小林:Vシネみたいなのはやりました。脚本も別の方が書いて、僕は撮るだけみたいな。
市井:では、本格的に脚本を書いたのは「ももいろそらを」が初ですか?
小林:そうです。仕事しながら青山のシナリオ学校行って、書き方を教わったりして。それが30前半から中間にかけて位で。
市井:あれが一本目の脚本って、すごいですよね。完全に初なんですよね。
小林:はい、そうです。
市井:「ももいろそらを」の冒頭の女の子の顔から始まり、実際見ている視線が落ちている財布じゃないですか? 細かいですけど、あぁいうの凄い良いなって思いました。あの辺もシナリオ上でそういう風に?
小林:そうですね。まぁアップとかは書いてないですけど。
市井:でも何かに気付いている、その何かは後で出て来る‥‥というような書き方なんですか?
小林:あぁ、そうです、そうです。
市井:映像を切り取りながら書かれているような感じですよね。
小林:どういう風に書かれているのですか?
市井:無意識に脳内で映像は作っているんでしょうけど、もう脚本は脚本って感じで書いていますね。
小林:結構カット割りもされるんですか?
市井:はい、やります。最終的にイン直前に大まかにして、インした後は全然変わっちゃうんですけど。現場で変わります。
小林:現場でけっこう演出される方ですか?
市井:いやぁ、どうですかねぇ。(かなりの間)他の人の現場に行った事がないので、する方なのかしない方なのか余り分からないんですよね。
小林:確かにそうですよね、僕も分からない。
日笠:えっ? 助監督経験ないの?
市井:自主映画で手伝って、みたいな事はあるんですけど、殆ど制作的な事をやっていたんで。
日笠:小林さんも助監督経験はないの?
小林:はい。バラエティのADはありますけど。ADと助監督は多分全然仕事が違いますね。
市井:最近知り合いの監督のホラー作品に出演しまして、「こんな霊が映ってしまったんです!」ってスマホを持って行く役を演じたんです。で、僕元々劇団東京乾電池で芝居していたんですけど、その時以来、15年振りに演じまして、監督からアドバイスというか演出を貰えて新鮮でした。
小林:へぇえ! 良いですねぇ。
市井:でもモザイク掛かるんで。本当にあったかのようなフェイク・ドキュメンタリーです。廃墟の神社に。
小林:怖いですねぇ。役者かぁ。

【対談の終わりに】
市井:最後に、小林さんの今後の予定は?
小林:一本撮る事になっていて。40代の男の人が冒険するっていう話。職業は無職っていうか、お金を借りるのが上手い男の人、それで生活している人。
日笠:詐欺師?
小林:詐欺師とも又違う、幇間=フリーの太鼓持ちみたいな感じなんですかね。来年の夏位に、随分先ですけど。
市井:夏で。公開としては再来年の春ぐらいですかねぇ?
小林:はい。
市井:楽しみにしています。今日は有り難うございました。
小林:こちらこそ、有り難うございました。


リハーサルに2ヶ月、自らカメラを回す、手持ちなのにフィックス‥‥新しい手法で映画制作に取り組んでいる印象を受けました。

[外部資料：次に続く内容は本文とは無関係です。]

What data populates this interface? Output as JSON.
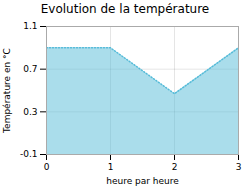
{
  "chart_data": {
    "type": "area",
    "title": "Evolution de la température",
    "x_label": "heure par heure",
    "y_label": "Température en °C",
    "x": [
      0,
      1,
      2,
      3
    ],
    "values": [
      0.9,
      0.9,
      0.47,
      0.9
    ],
    "xlim": [
      0,
      3
    ],
    "ylim": [
      -0.1,
      1.1
    ],
    "xticks": [
      0,
      1,
      2,
      3
    ],
    "yticks": [
      -0.1,
      0.3,
      0.7,
      1.1
    ],
    "color": "#55bbd8",
    "line_style": "dotted",
    "grid": true
  }
}
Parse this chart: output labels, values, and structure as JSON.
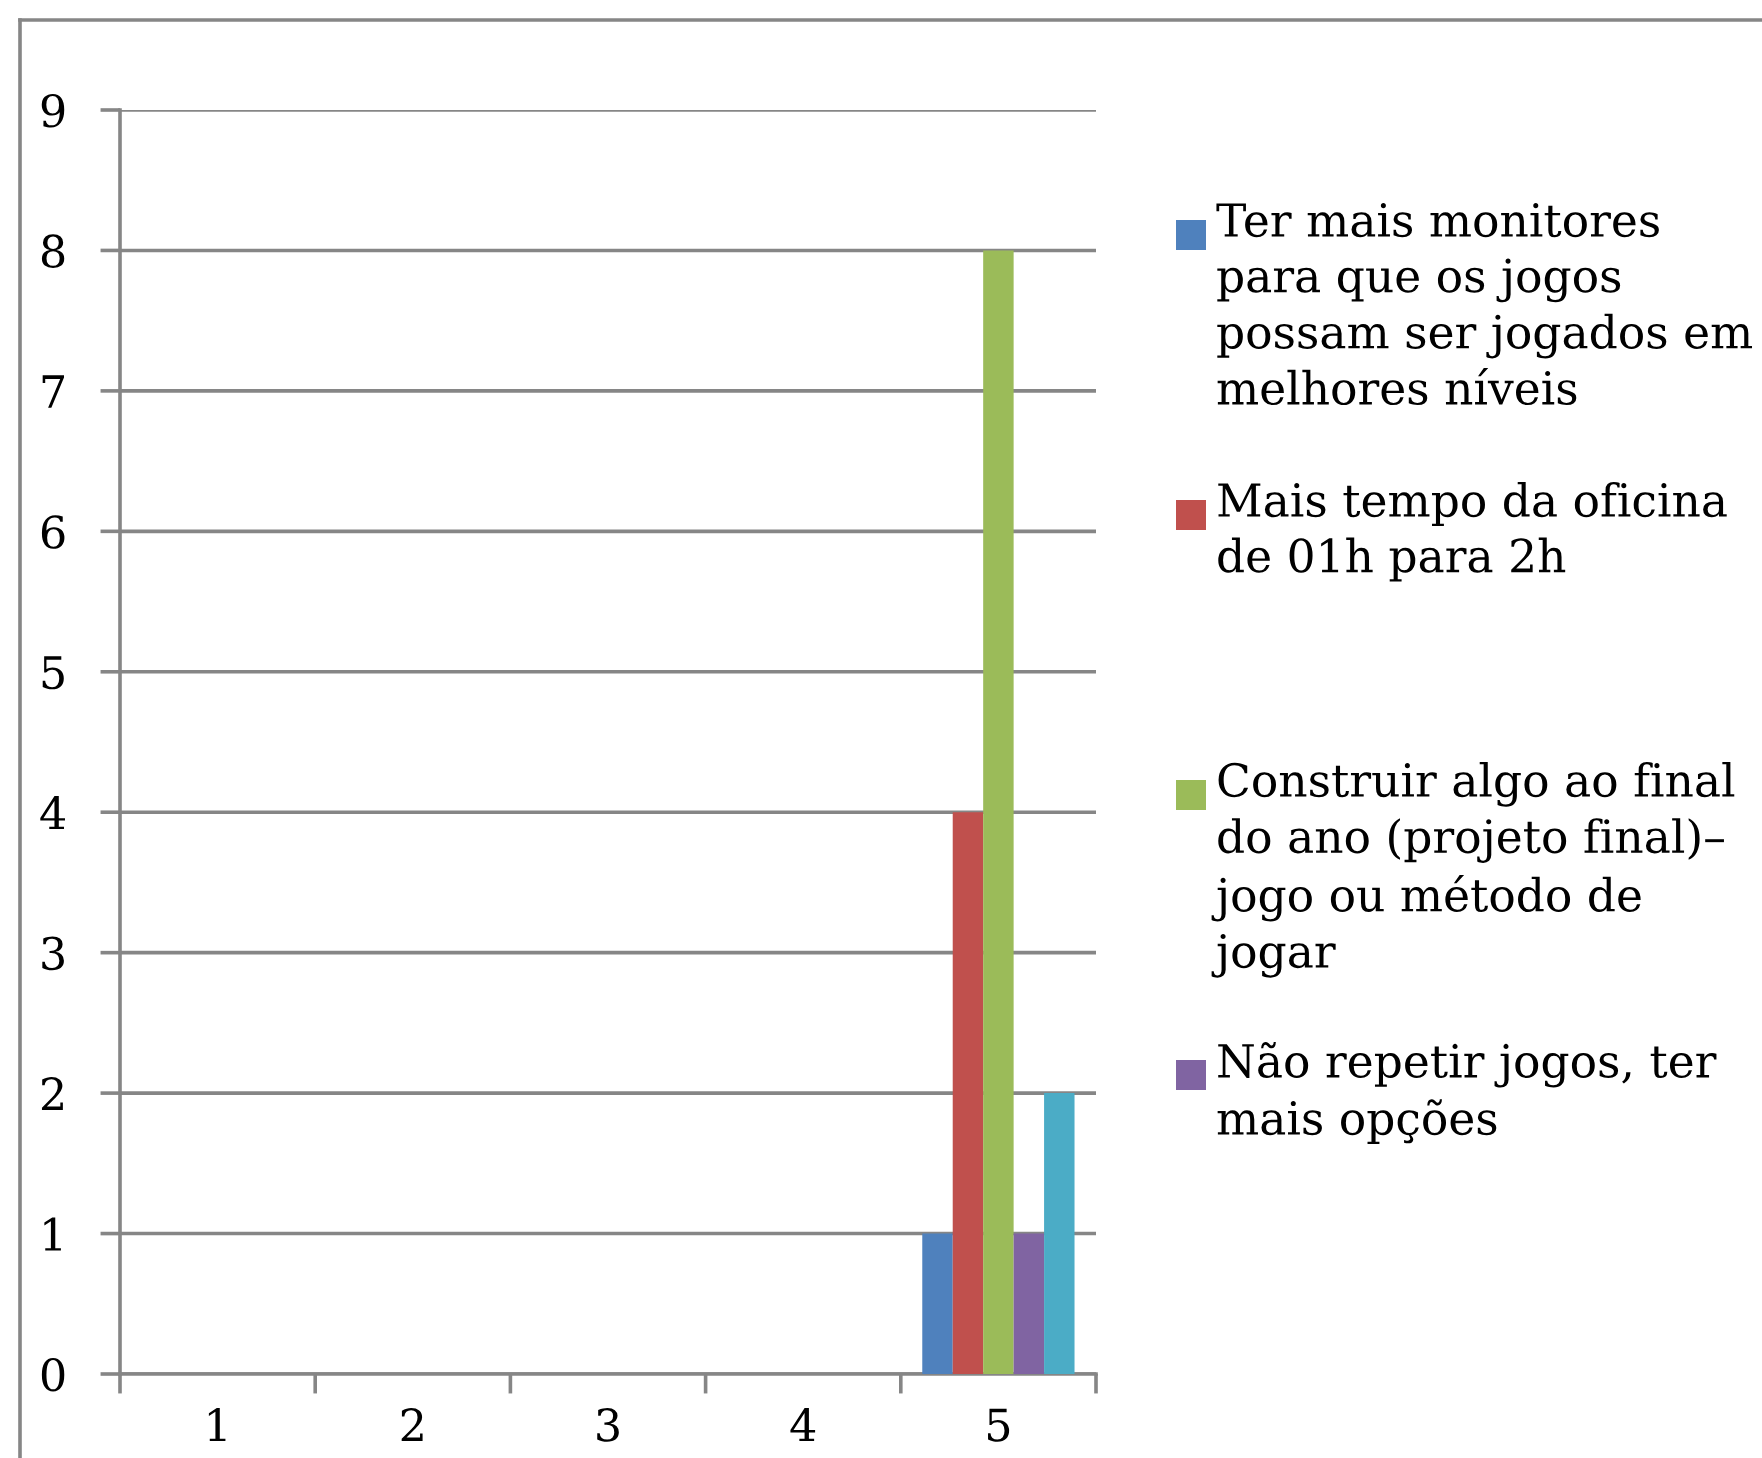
{
  "chart_data": {
    "type": "bar",
    "categories": [
      "1",
      "2",
      "3",
      "4",
      "5"
    ],
    "series": [
      {
        "name": "Ter mais monitores para que os jogos possam ser jogados em melhores níveis",
        "color": "#4f81bd",
        "values": [
          null,
          null,
          null,
          null,
          1
        ]
      },
      {
        "name": "Mais tempo da oficina de 01h para 2h",
        "color": "#c0504d",
        "values": [
          null,
          null,
          null,
          null,
          4
        ]
      },
      {
        "name": "Construir algo ao final do ano (projeto final)– jogo ou método de jogar",
        "color": "#9bbb59",
        "values": [
          null,
          null,
          null,
          null,
          8
        ]
      },
      {
        "name": "Não repetir jogos, ter mais opções",
        "color": "#8064a2",
        "values": [
          null,
          null,
          null,
          null,
          1
        ]
      },
      {
        "color": "#4bacc6",
        "values": [
          null,
          null,
          null,
          null,
          2
        ]
      }
    ],
    "ylim": [
      0,
      9
    ],
    "yticks": [
      0,
      1,
      2,
      3,
      4,
      5,
      6,
      7,
      8,
      9
    ],
    "grid": "y",
    "legend": "right"
  }
}
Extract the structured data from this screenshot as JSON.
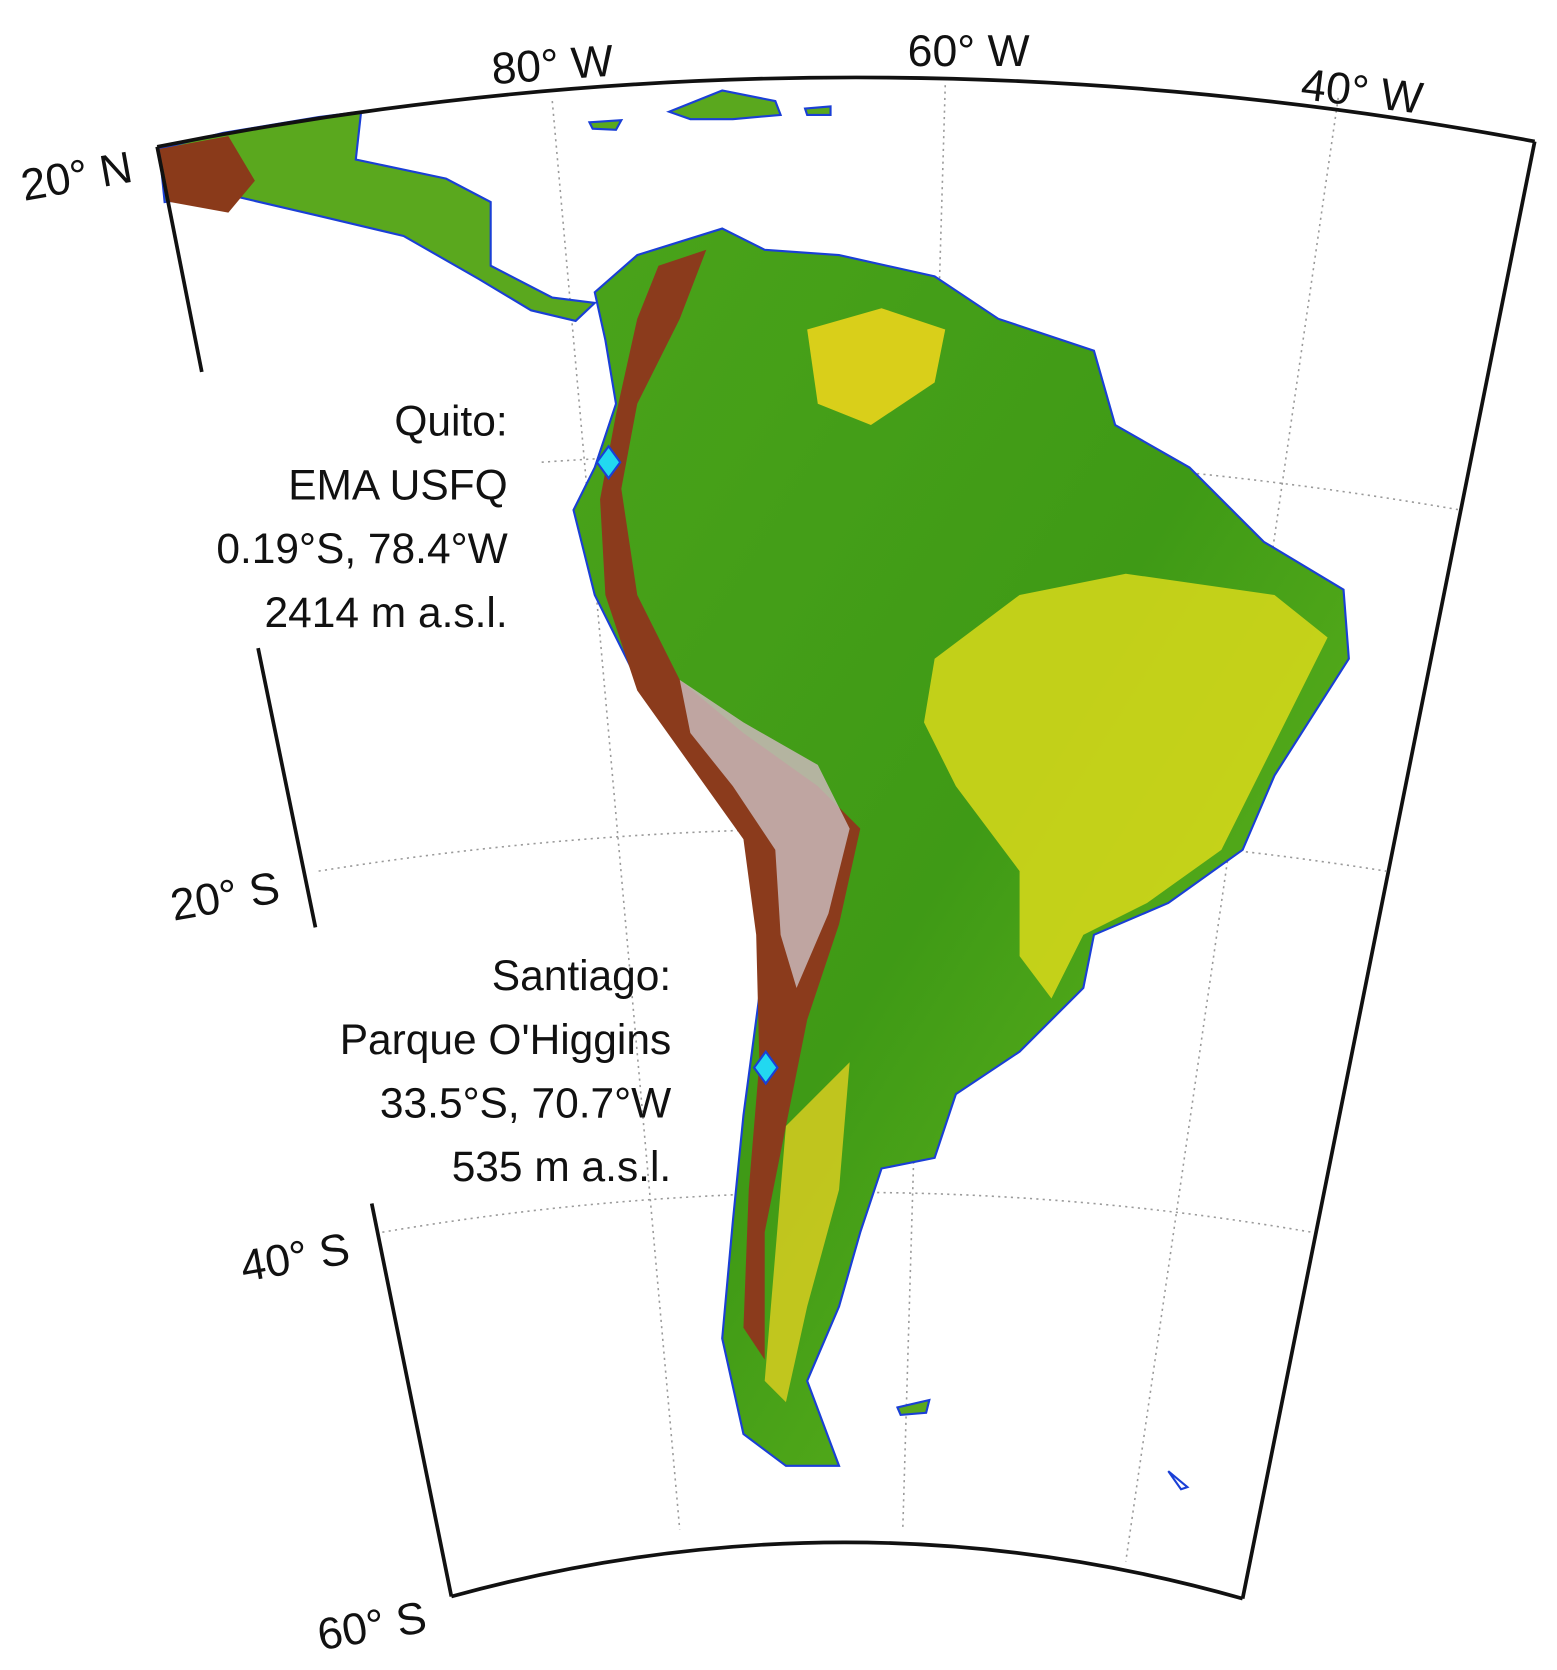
{
  "map": {
    "longitude_labels": [
      "80° W",
      "60° W",
      "40° W"
    ],
    "latitude_labels": [
      "20° N",
      "20° S",
      "40° S",
      "60° S"
    ],
    "stations": [
      {
        "lines": [
          "Quito:",
          "EMA USFQ",
          "0.19°S, 78.4°W",
          "2414 m a.s.l."
        ]
      },
      {
        "lines": [
          "Santiago:",
          "Parque O'Higgins",
          "33.5°S, 70.7°W",
          "535 m a.s.l."
        ]
      }
    ]
  }
}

市井監督が嫉妬したという言い方をしていましたが、嫉妬する秘密を余すところなく聞き出してくれた対談だったと思います。アフターの席でもすっかり盛り上がり、時間と共にへろへろに。この日、「ぼんとリンちゃん」のプロデューサー原田さんも同席されていましたが、彼は内容に関しては口を挟まないとのこと。監督は良きプロデューサーと出会って、力を発揮できるのだなと羨ましくも実のあるバトントークでありました。